Coronavirus Impact: Slide In Global Sugar Prices Hits Exports From Mills

The subsidy-backed scheme of the central government had played a role in ensuring that mills took to exports to reduce the unsold inventory in the country. (File)

Logistics problems and a sudden slide in international prices due to the ongoing spread of the coronavirus (COVID-19) has put the brakes on sugar exports from India.

Millers feel the present situation might dash India’s hopes of exporting 50 lakh tonne (lt) of its MAEQ target of 60 lt. International sugar prices had firmed in view of a global shortage. India had emerged as an export hub due to the large stocks in the country. The subsidy-backed scheme of the central government had played a role in ensuring that mills took to exports to reduce the unsold inventory in the country.

The Indian Sugar Mills Association has stated that by the end of February, 35 lt of export contracts have been signed, of which 22-23 lt have already been shipped out.

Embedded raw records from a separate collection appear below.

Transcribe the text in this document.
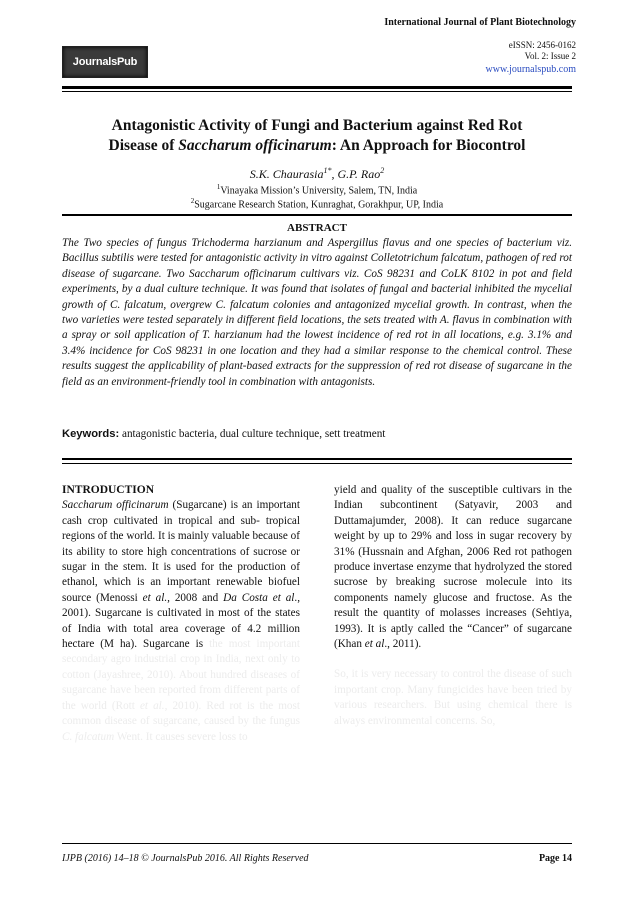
JournalsPub
International Journal of Plant Biotechnology
eISSN: 2456-0162
Vol. 2: Issue 2
www.journalspub.com
Antagonistic Activity of Fungi and Bacterium against Red Rot
Disease of Saccharum officinarum: An Approach for Biocontrol
S.K. Chaurasia$^{1*}$, G.P. Rao$^2$
$^1$Vinayaka Mission’s University, Salem, TN, India
$^2$Sugarcane Research Station, Kunraghat, Gorakhpur, UP, India
ABSTRACT
The Two species of fungus Trichoderma harzianum and Aspergillus flavus and one species of bacterium viz. Bacillus subtilis were tested for antagonistic activity in vitro against Colletotrichum falcatum, pathogen of red rot disease of sugarcane. Two Saccharum officinarum cultivars viz. CoS 98231 and CoLK 8102 in pot and field experiments, by a dual culture technique. It was found that isolates of fungal and bacterial inhibited the mycelial growth of C. falcatum, overgrew C. falcatum colonies and antagonized mycelial growth. In contrast, when the two varieties were tested separately in different field locations, the sets treated with A. flavus in combination with a spray or soil application of T. harzianum had the lowest incidence of red rot in all locations, e.g. 3.1% and 3.4% incidence for CoS 98231 in one location and they had a similar response to the chemical control. These results suggest the applicability of plant-based extracts for the suppression of red rot disease of sugarcane in the field as an environment-friendly tool in combination with antagonists.
Keywords: antagonistic bacteria, dual culture technique, sett treatment
INTRODUCTION

Saccharum officinarum (Sugarcane) is an important cash crop cultivated in tropical and sub- tropical regions of the world. It is mainly valuable because of its ability to store high concentrations of sucrose or sugar in the stem. It is used for the production of ethanol, which is an important renewable biofuel source (Menossi et al., 2008 and Da Costa et al., 2001). Sugarcane is cultivated in most of the states of India with total area coverage of 4.2 million hectare (M ha). Sugarcane is the most important secondary agro industrial crop in India, next only to cotton (Jayashree, 2010). About hundred diseases of sugarcane have been reported from different parts of the world (Rott et al., 2010). Red rot is the most common disease of sugarcane, caused by the fungus C. falcatum Went. It causes severe loss to

yield and quality of the susceptible cultivars in the Indian subcontinent (Satyavir, 2003 and Duttamajumder, 2008). It can reduce sugarcane weight by up to 29% and loss in sugar recovery by 31% (Hussnain and Afghan, 2006 Red rot pathogen produce invertase enzyme that hydrolyzed the stored sucrose by breaking sucrose molecule into its components namely glucose and fructose. As the result the quantity of molasses increases (Sehtiya, 1993). It is aptly called the “Cancer” of sugarcane (Khan et al., 2011).

So, it is very necessary to control the disease of such important crop. Many fungicides have been tried by various researchers. But using chemical there is always environmental concerns. So,

IJPB (2016) 14–18 © JournalsPub 2016. All Rights Reserved	Page 14
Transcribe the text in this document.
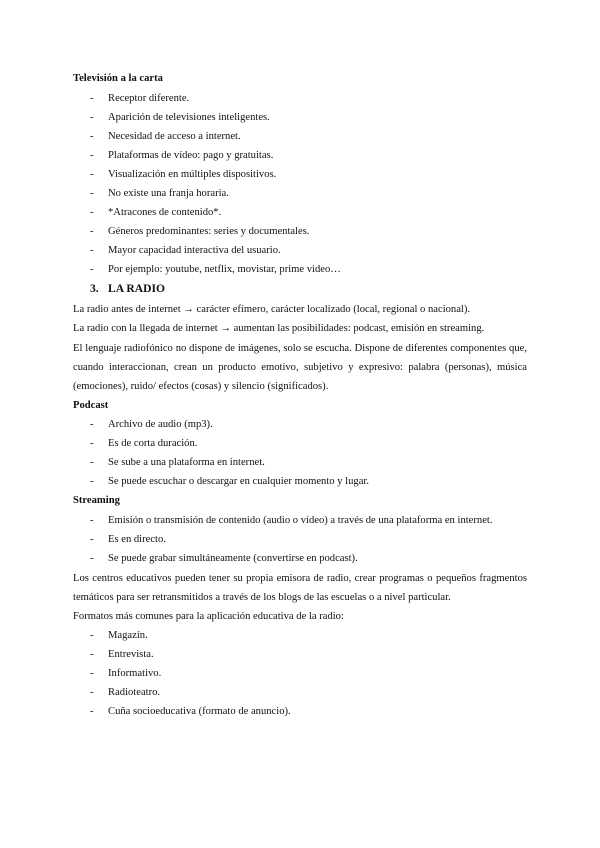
Televisión a la carta
- Receptor diferente.
- Aparición de televisiones inteligentes.
- Necesidad de acceso a internet.
- Plataformas de vídeo: pago y gratuitas.
- Visualización en múltiples dispositivos.
- No existe una franja horaria.
- *Atracones de contenido*.
- Géneros predominantes: series y documentales.
- Mayor capacidad interactiva del usuario.
- Por ejemplo: youtube, netflix, movistar, prime video…
3. LA RADIO
La radio antes de internet → carácter efímero, carácter localizado (local, regional o nacional).
La radio con la llegada de internet → aumentan las posibilidades: podcast, emisión en streaming.
El lenguaje radiofónico no dispone de imágenes, solo se escucha. Dispone de diferentes componentes que, cuando interaccionan, crean un producto emotivo, subjetivo y expresivo: palabra (personas), música (emociones), ruido/ efectos (cosas) y silencio (significados).
Podcast
- Archivo de audio (mp3).
- Es de corta duración.
- Se sube a una plataforma en internet.
- Se puede escuchar o descargar en cualquier momento y lugar.
Streaming
- Emisión o transmisión de contenido (audio o vídeo) a través de una plataforma en internet.
- Es en directo.
- Se puede grabar simultáneamente (convertirse en podcast).
Los centros educativos pueden tener su propia emisora de radio, crear programas o pequeños fragmentos temáticos para ser retransmitidos a través de los blogs de las escuelas o a nivel particular.
Formatos más comunes para la aplicación educativa de la radio:
- Magazín.
- Entrevista.
- Informativo.
- Radioteatro.
- Cuña socioeducativa (formato de anuncio).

Since the COVID 19 infections spread, international prices of raw and processed sugar have seen a sharp correction. Raw sugar, which was trading over the 15 cents per pound mark, has since corrected itself to the 12.50 cents per pound mark. Similarly, white processed sugar, which was commanding prices above $400 per tonne, has since come down by $30-40 per tonne in the last few days. The present prices, millers say, are not conducive to them.

Bhairavnath B Thombare, president of the West Indian Sugar Mills Association — the apex body for private millers in the state — said the present scare has also resulted in slow lifting of exports. Sugar is normally transported in ships, and at present, such vessels are short in supply. “There are cases where exporters have failed to lift their consignment despite paying for the same,” he said.

Mukesh Kuvadiya, honorary secretary of the Bombay Sugar Traders Association, said the present slump in crude oil prices can change the equations of the sugar industry for the current season. Low crude prices, he said, would result in Brazilian mills slashing their ethanol production and diverting said cane for sugar production. “If that happens, then international prices will certainly be hit for the season,” he said.

Also, as compared to the previous estimate of 240-250 lt production, he said India is expected to produce 280 lt of sugar for the current season. “Thus, sugar availability will increase and prices will remain low in the domestic market as well,” he said.